Nobody could solve this?

nice problem.My solution We have: $ \frac {a_ia_j}{c_i + c_j} = \int_{0}^{1} a_ia_jx^{c_i + c_j - 1}dt$ So:$ \sum_{i,j = 1}^{n}\frac {a_{i}a_{j}}{c_{i} + c_{j}} = \int_{0}^{1}\sum_{i,j = 1}^{n}a_ia_jt^{c_i + c_j - 1}dt = \int_{0}^{1}(\sum_{i = 1}^{n}a_it^{c_i - \frac {1}{2}})^2dt$ Similary:$ \sum_{i,j = 1}^{n}\frac {b_{i}b_{j}}{c_{i} + c_{j}} = \int_{0}^{1}(\sum_{i = 1}^{n}b_it^{c_i - \frac1{2}})^2$ Let $ f(x) = \sum_{i = 1}^{n}a_ix^{c_i - \frac {1}{2}}; g(x) = \sum_{i = 1}^{n}b_it^{c_i - \frac1{2}}$ We have:$ \sum_{i,j = 1}^{n}\frac {a_{i}b_{j}}{c_{i} + c_{j}} = \int_{0}^{1}a_ib_jt^{c_i + c_j - 1} = \int_{0}^{1}f(t)g(t)dt$ Using Ineq Cauchy_Schwarz we have: $ \int_{0}^{1}(f(x))^2dx.\int_{0}^{1}(g(x))^2dx\geq (\int_{0}^{1}f(x)g(x)dx)^2$ This is necessary to prove

Hm, right! Unfortunately in Bulgaria we don't learn integrals at school so this occurs to be a hard inequality. This is one of the solutions. There are other two (known by me). The first uses derivatives! The second is "elemntary". By "elementary" I mean that it doesn't uses wide range of theorems and formulas but only a simple things. However it is very hard to manage to find this solution. And the solutions with Cauchy-Schwartz is the easiest but as I told you we don't learn it in this form at school. Actually the highest result on this problem was made of a girl and it was 6 points of 7. The next was 4 of 7 and it was done by a russian guest.

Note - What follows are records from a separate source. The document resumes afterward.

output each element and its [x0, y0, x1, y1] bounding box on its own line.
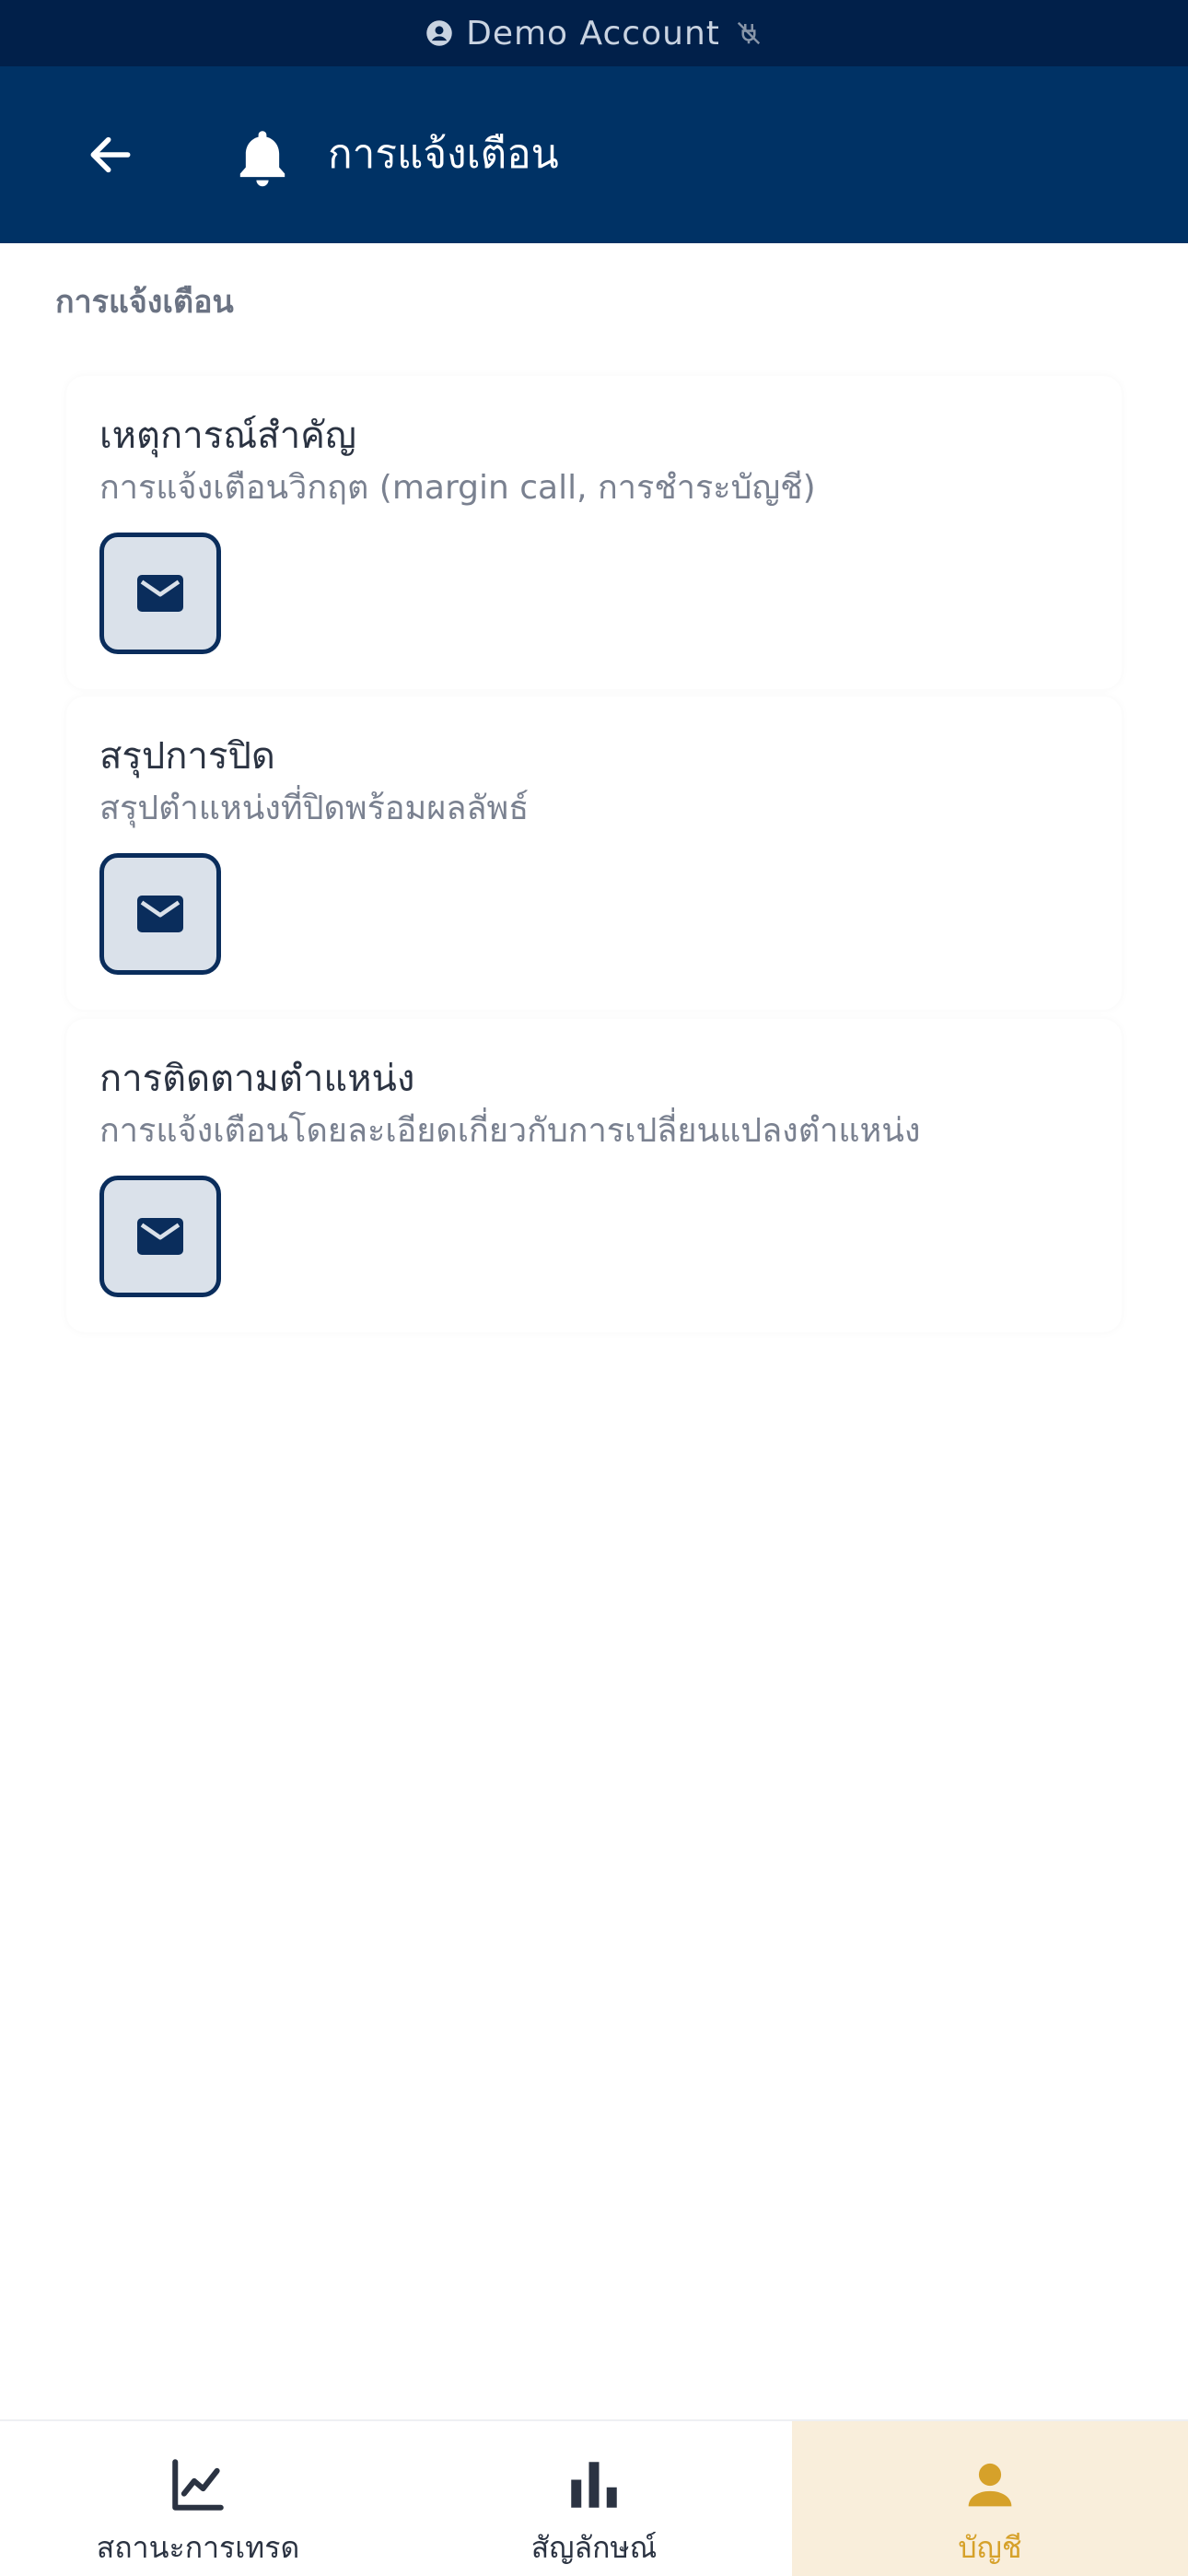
link-off-icon: [737, 21, 761, 45]
email-toggle-button[interactable]: [99, 853, 221, 975]
notification-card-position-tracking: การติดตามตำแหน่ง การแจ้งเตือนโดยละเอียดเ…: [66, 1019, 1122, 1332]
card-title: เหตุการณ์สำคัญ: [99, 415, 357, 457]
notification-card-critical-events: เหตุการณ์สำคัญ การแจ้งเตือนวิกฤต (margin…: [66, 376, 1122, 689]
demo-account-bar: Demo Account: [0, 0, 1188, 66]
mail-icon: [137, 896, 183, 932]
section-label: การแจ้งเตือน: [55, 284, 234, 321]
bottom-navigation: สถานะการเทรด สัญลักษณ์ บัญชี: [0, 2419, 1188, 2576]
bell-icon: [239, 131, 285, 187]
nav-item-account[interactable]: บัญชี: [792, 2421, 1188, 2576]
arrow-left-icon: [90, 136, 131, 173]
mail-icon: [137, 575, 183, 612]
app-header: การแจ้งเตือน: [0, 66, 1188, 243]
nav-item-symbols[interactable]: สัญลักษณ์: [396, 2421, 792, 2576]
bar-chart-icon: [571, 2462, 617, 2508]
card-description: การแจ้งเตือนวิกฤต (margin call, การชำระบ…: [99, 469, 816, 507]
email-toggle-button[interactable]: [99, 1176, 221, 1297]
card-title: สรุปการปิด: [99, 735, 275, 778]
nav-label: สัญลักษณ์: [530, 2530, 658, 2565]
nav-label: บัญชี: [958, 2530, 1022, 2565]
demo-account-label: Demo Account: [466, 14, 720, 53]
page-title: การแจ้งเตือน: [328, 131, 559, 178]
back-button[interactable]: [81, 118, 140, 192]
nav-item-trading-status[interactable]: สถานะการเทรด: [0, 2421, 396, 2576]
notification-card-closing-summary: สรุปการปิด สรุปตำแหน่งที่ปิดพร้อมผลลัพธ์: [66, 697, 1122, 1010]
nav-label: สถานะการเทรด: [96, 2530, 300, 2565]
account-circle-icon: [426, 20, 452, 46]
person-icon: [968, 2463, 1012, 2507]
email-toggle-button[interactable]: [99, 533, 221, 654]
card-description: การแจ้งเตือนโดยละเอียดเกี่ยวกับการเปลี่ย…: [99, 1112, 921, 1150]
chart-line-icon: [172, 2459, 224, 2511]
card-description: สรุปตำแหน่งที่ปิดพร้อมผลลัพธ์: [99, 790, 530, 827]
mail-icon: [137, 1218, 183, 1255]
card-title: การติดตามตำแหน่ง: [99, 1058, 415, 1100]
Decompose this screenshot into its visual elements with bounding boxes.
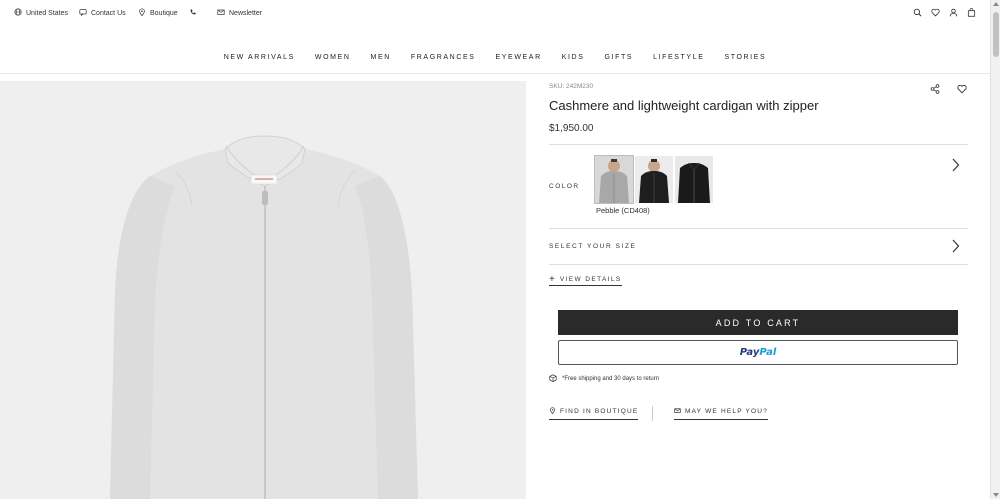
share-icon[interactable] [930,81,940,99]
product-sku: SKU: 242M230 [549,83,594,90]
nav-divider [0,73,990,74]
scroll-down-arrow-icon[interactable] [993,493,999,497]
nav-item-new-arrivals[interactable]: NEW ARRIVALS [214,54,305,61]
contact-label: Contact Us [91,9,126,17]
globe-icon [14,8,22,18]
link-separator [652,406,653,421]
view-details-label: VIEW DETAILS [559,276,622,283]
heart-icon[interactable] [931,8,940,17]
product-title: Cashmere and lightweight cardigan with z… [549,98,819,113]
swatch-black-1[interactable] [635,156,673,203]
nav-item-stories[interactable]: STORIES [714,54,776,61]
envelope-icon [217,8,225,18]
country-label: United States [26,9,69,17]
header-actions [913,8,976,17]
color-chevron-right-icon[interactable] [951,158,960,172]
paypal-logo-pay: Pay [739,347,760,358]
nav-item-eyewear[interactable]: EYEWEAR [486,54,552,61]
boutique-label: Boutique [150,9,178,17]
find-in-boutique-label: FIND IN BOUTIQUE [560,408,639,415]
product-price: $1,950.00 [549,123,594,134]
location-pin-icon [138,8,146,18]
box-icon [549,374,557,384]
divider [549,228,968,229]
shipping-note: *Free shipping and 30 days to return [549,374,659,384]
contact-us-link[interactable]: Contact Us [79,8,126,18]
phone-icon [189,8,197,18]
main-navigation: NEW ARRIVALS WOMEN MEN FRAGRANCES EYEWEA… [0,54,990,61]
view-details-link[interactable]: + VIEW DETAILS [549,274,622,286]
wishlist-heart-icon[interactable] [957,81,967,99]
divider [549,144,968,145]
find-in-boutique-link[interactable]: FIND IN BOUTIQUE [549,407,639,420]
phone-link[interactable] [189,8,197,18]
bag-icon[interactable] [967,8,976,17]
paypal-logo-pal: Pal [759,347,777,358]
nav-item-gifts[interactable]: GIFTS [594,54,643,61]
boutique-link[interactable]: Boutique [138,8,178,18]
nav-item-fragrances[interactable]: FRAGRANCES [401,54,486,61]
scroll-up-arrow-icon[interactable] [993,2,999,6]
nav-item-lifestyle[interactable]: LIFESTYLE [643,54,714,61]
location-pin-icon [549,407,556,416]
nav-item-women[interactable]: WOMEN [305,54,361,61]
newsletter-label: Newsletter [229,9,263,17]
user-icon[interactable] [949,8,958,17]
product-image[interactable] [0,81,526,499]
color-label: COLOR [549,183,580,190]
paypal-button[interactable]: Pay Pal [558,340,958,365]
newsletter-link[interactable]: Newsletter [217,8,262,18]
chat-icon [79,8,87,18]
may-we-help-link[interactable]: MAY WE HELP YOU? [674,407,769,420]
shipping-text: *Free shipping and 30 days to return [562,376,660,382]
search-icon[interactable] [913,8,922,17]
swatch-pebble[interactable] [594,155,634,204]
may-we-help-label: MAY WE HELP YOU? [685,408,769,415]
add-to-cart-button[interactable]: ADD TO CART [558,310,958,335]
plus-icon: + [549,274,555,285]
size-chevron-right-icon[interactable] [951,239,960,253]
country-selector[interactable]: United States [14,8,68,18]
nav-item-kids[interactable]: KIDS [552,54,595,61]
select-size-label[interactable]: SELECT YOUR SIZE [549,243,637,250]
divider [549,264,968,265]
page-scrollbar[interactable] [990,0,1000,499]
swatch-black-2[interactable] [675,156,713,203]
selected-color-name: Pebble (CD408) [596,206,650,215]
envelope-icon [674,407,681,416]
nav-item-men[interactable]: MEN [361,54,401,61]
scroll-thumb[interactable] [993,12,999,57]
utility-bar: United States Contact Us Boutique Newsle… [0,0,990,26]
cardigan-illustration [110,135,418,499]
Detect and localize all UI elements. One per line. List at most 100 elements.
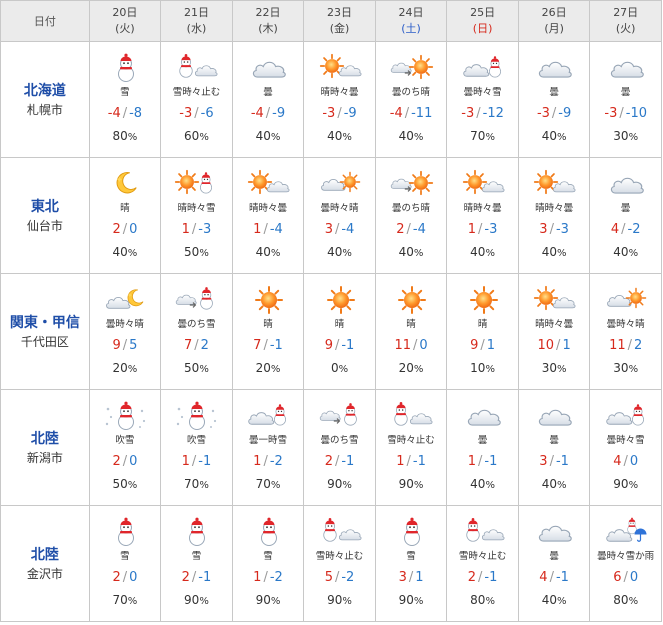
low-temp: 0 <box>129 222 138 237</box>
percent-unit: % <box>199 132 209 143</box>
weather-text: 晴 <box>477 319 488 330</box>
forecast-cell: 曇 -3/-9 40% <box>517 41 591 158</box>
percent-unit: % <box>556 248 567 259</box>
precip-value: 40 <box>327 129 343 143</box>
percent-unit: % <box>127 132 138 143</box>
weather-text: 曇時々晴 <box>105 319 144 330</box>
precip-probability: 50% <box>161 360 232 378</box>
high-temp: 6 <box>613 570 622 585</box>
high-temp: -3 <box>536 106 550 121</box>
region-name[interactable]: 東北 <box>1 197 89 217</box>
high-temp: 1 <box>181 454 190 469</box>
percent-unit: % <box>628 364 639 375</box>
cloud-icon <box>467 409 501 426</box>
low-temp: -1 <box>412 454 426 469</box>
precip-value: 40 <box>398 129 414 143</box>
precip-value: 20 <box>255 361 271 375</box>
percent-unit: % <box>556 364 567 375</box>
temp-separator: / <box>556 338 561 353</box>
precip-value: 90 <box>184 593 200 607</box>
precip-probability: 0% <box>304 360 375 378</box>
precip-probability: 90% <box>376 592 447 610</box>
cloud-then-snow-icon <box>176 286 214 310</box>
precip-probability: 40% <box>590 244 661 262</box>
precip-probability: 40% <box>304 128 375 146</box>
day-weekday: (水) <box>186 22 207 35</box>
region-name[interactable]: 北陸 <box>1 545 89 565</box>
precip-probability: 40% <box>519 476 590 494</box>
low-temp: -9 <box>272 106 286 121</box>
precip-value: 90 <box>398 593 414 607</box>
weather-text: 曇 <box>620 203 631 214</box>
precip-probability: 40% <box>376 128 447 146</box>
precip-value: 40 <box>541 245 557 259</box>
precip-value: 50 <box>184 361 200 375</box>
percent-unit: % <box>485 248 495 259</box>
region-name[interactable]: 関東・甲信 <box>1 313 89 333</box>
forecast-cell: 曇 -3/-10 30% <box>589 41 662 158</box>
high-temp: 7 <box>253 338 262 353</box>
precip-probability: 40% <box>376 244 447 262</box>
temperature: 3/-1 <box>519 454 590 470</box>
high-temp: 2 <box>467 570 477 585</box>
precip-probability: 70% <box>233 476 304 494</box>
high-temp: 2 <box>324 454 333 469</box>
precip-probability: 10% <box>447 360 518 378</box>
temperature: 3/-3 <box>519 222 590 238</box>
region-cell: 関東・甲信 千代田区 <box>0 273 90 390</box>
temperature: 7/-1 <box>233 338 304 354</box>
sun-icon <box>469 286 498 314</box>
forecast-cell: 曇 -4/-9 40% <box>231 41 305 158</box>
weather-text: 曇 <box>477 435 488 446</box>
snow-cloud-icon <box>465 517 505 542</box>
low-temp: -1 <box>269 338 283 353</box>
sun-cloud-icon <box>247 169 290 195</box>
weather-text: 晴 <box>334 319 345 330</box>
temperature: 11/2 <box>590 338 661 354</box>
sun-icon <box>398 286 427 314</box>
temperature: 11/0 <box>376 338 447 354</box>
precip-value: 40 <box>327 245 343 259</box>
temp-separator: / <box>478 570 483 585</box>
temperature: 1/-2 <box>233 570 304 586</box>
low-temp: -6 <box>200 106 214 121</box>
low-temp: -1 <box>341 338 355 353</box>
cloud-icon <box>538 409 572 426</box>
temp-separator: / <box>122 570 128 585</box>
percent-unit: % <box>127 364 138 375</box>
precip-value: 50 <box>184 245 200 259</box>
high-temp: -3 <box>179 106 193 121</box>
forecast-cell: 曇 4/-2 40% <box>589 157 662 274</box>
temperature: 6/0 <box>590 570 661 586</box>
region-name[interactable]: 北陸 <box>1 429 89 449</box>
percent-unit: % <box>270 248 281 259</box>
weather-text: 曇時々雪 <box>463 87 502 98</box>
percent-unit: % <box>485 480 495 491</box>
forecast-cell: 曇時々晴 9/5 20% <box>88 273 162 390</box>
percent-unit: % <box>628 248 639 259</box>
high-temp: 4 <box>610 222 620 237</box>
snow-cloud-icon <box>322 517 362 542</box>
high-temp: 2 <box>112 222 121 237</box>
day-date: 21日 <box>183 6 209 19</box>
precip-value: 90 <box>327 477 343 491</box>
low-temp: -4 <box>341 222 355 237</box>
precip-probability: 40% <box>447 244 518 262</box>
day-date: 25日 <box>470 6 496 19</box>
region-name[interactable]: 北海道 <box>1 81 89 101</box>
low-temp: -3 <box>198 222 212 237</box>
high-temp: 1 <box>253 454 262 469</box>
low-temp: -9 <box>558 106 572 121</box>
precip-value: 40 <box>470 477 486 491</box>
precip-probability: 50% <box>161 244 232 262</box>
low-temp: -2 <box>341 570 355 585</box>
precip-value: 80 <box>112 129 128 143</box>
temperature: -3/-6 <box>161 106 232 122</box>
low-temp: -1 <box>555 570 569 585</box>
percent-unit: % <box>413 480 424 491</box>
precip-value: 80 <box>470 593 486 607</box>
temperature: 1/-3 <box>447 222 518 238</box>
precip-probability: 70% <box>161 476 232 494</box>
temp-separator: / <box>549 222 554 237</box>
high-temp: 2 <box>112 454 121 469</box>
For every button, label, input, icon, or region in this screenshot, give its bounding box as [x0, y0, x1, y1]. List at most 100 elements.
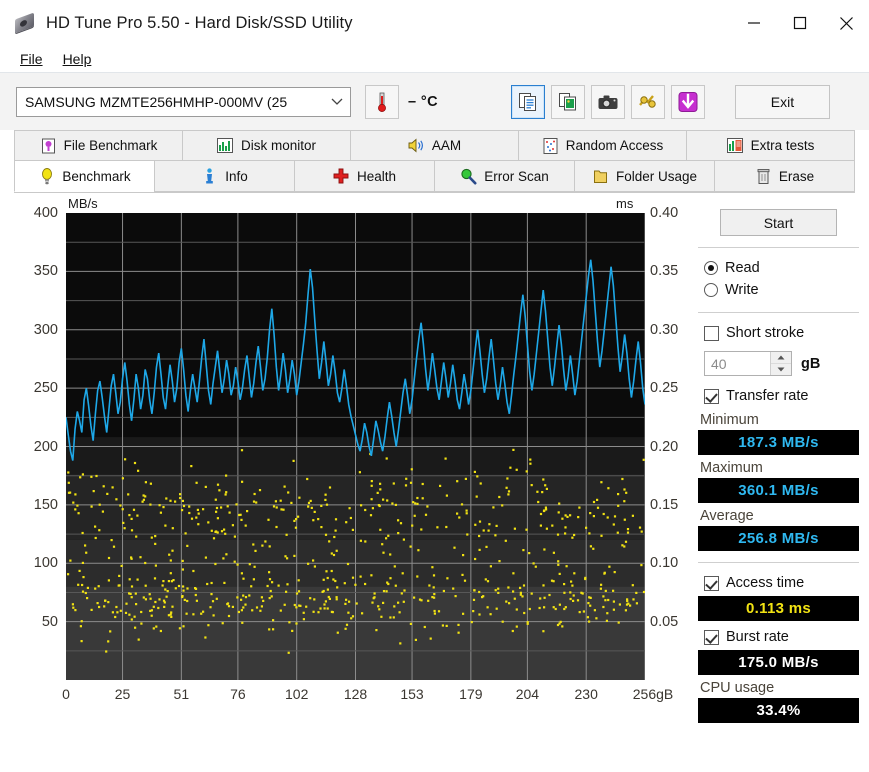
drive-select-value: SAMSUNG MZMTE256HMHP-000MV (25 [25, 93, 288, 110]
toolbar-icon-group [510, 84, 711, 119]
x-tick-label: 204 [515, 686, 540, 702]
tab-random-access[interactable]: Random Access [518, 130, 686, 161]
y-tick-label: 100 [33, 555, 58, 572]
tab-file-benchmark-label: File Benchmark [63, 138, 158, 153]
spinner-buttons[interactable] [770, 352, 791, 375]
copy-icon[interactable] [510, 84, 545, 119]
window-title: HD Tune Pro 5.50 - Hard Disk/SSD Utility [46, 13, 353, 32]
y-tick-label: 300 [33, 321, 58, 338]
radio-read[interactable]: Read [698, 257, 859, 279]
tab-health-label: Health [356, 168, 397, 184]
checkbox-burst-rate[interactable]: Burst rate [698, 626, 859, 648]
tab-disk-monitor[interactable]: Disk monitor [182, 130, 350, 161]
maximum-value: 360.1 MB/s [698, 478, 859, 503]
tab-benchmark-label: Benchmark [62, 168, 131, 184]
benchmark-chart: MB/s ms 50 100 150 200 250 300 350 400 0.05 0.10… [0, 196, 690, 772]
plot-area [65, 213, 647, 680]
download-arrow-icon[interactable] [670, 84, 705, 119]
start-button-label: Start [763, 214, 794, 231]
menu-help[interactable]: Help [53, 49, 102, 69]
menu-file-label: File [20, 51, 43, 67]
camera-icon[interactable] [590, 84, 625, 119]
file-benchmark-icon [40, 137, 57, 154]
spinner-up-icon[interactable] [771, 352, 791, 364]
x-tick-label: 230 [574, 686, 598, 702]
checkbox-short-stroke[interactable]: Short stroke [698, 322, 859, 344]
drive-select[interactable]: SAMSUNG MZMTE256HMHP-000MV (25 [16, 86, 351, 117]
tab-disk-monitor-label: Disk monitor [240, 138, 316, 153]
y-tick-label: 200 [33, 438, 58, 455]
cpu-usage-value: 33.4% [698, 698, 859, 723]
title-bar: HD Tune Pro 5.50 - Hard Disk/SSD Utility [0, 0, 869, 46]
temperature-value: – °C [408, 93, 438, 110]
minimize-button[interactable] [731, 0, 777, 46]
thermometer-icon[interactable] [365, 84, 399, 119]
window-controls [731, 0, 869, 46]
tab-health[interactable]: Health [294, 161, 434, 192]
checkbox-burst-rate-label: Burst rate [726, 629, 789, 645]
tab-erase[interactable]: Erase [714, 161, 855, 192]
average-value: 256.8 MB/s [698, 526, 859, 551]
checkbox-access-time[interactable]: Access time [698, 572, 859, 594]
y2-tick-label: 0.30 [650, 321, 679, 338]
minimum-label: Minimum [700, 412, 759, 428]
plot-svg [65, 213, 647, 680]
y2-tick-label: 0.20 [650, 438, 679, 455]
tab-folder-usage[interactable]: Folder Usage [574, 161, 714, 192]
temperature-display: – °C [365, 84, 438, 119]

I tried, but I can not find a solution other I really hope to exist a nice solution (Elementary) because I think looking for a good idea is a difficult task Can you post full problem Bulgaria MO,TSR 2008,2009?

Hi, Can you post the other solution please? Thanks a lot.

math10 wrote: $ \int_{0}^{1}\sum_{i,j = 1}^{n}a_ia_jt^{c_i + c_j - 1}dt = \int_{0}^{1}(\sum_{i = 1}^{n}a_it^{c_i - \frac {1}{2}})^2dt$ Sorry but why is this true?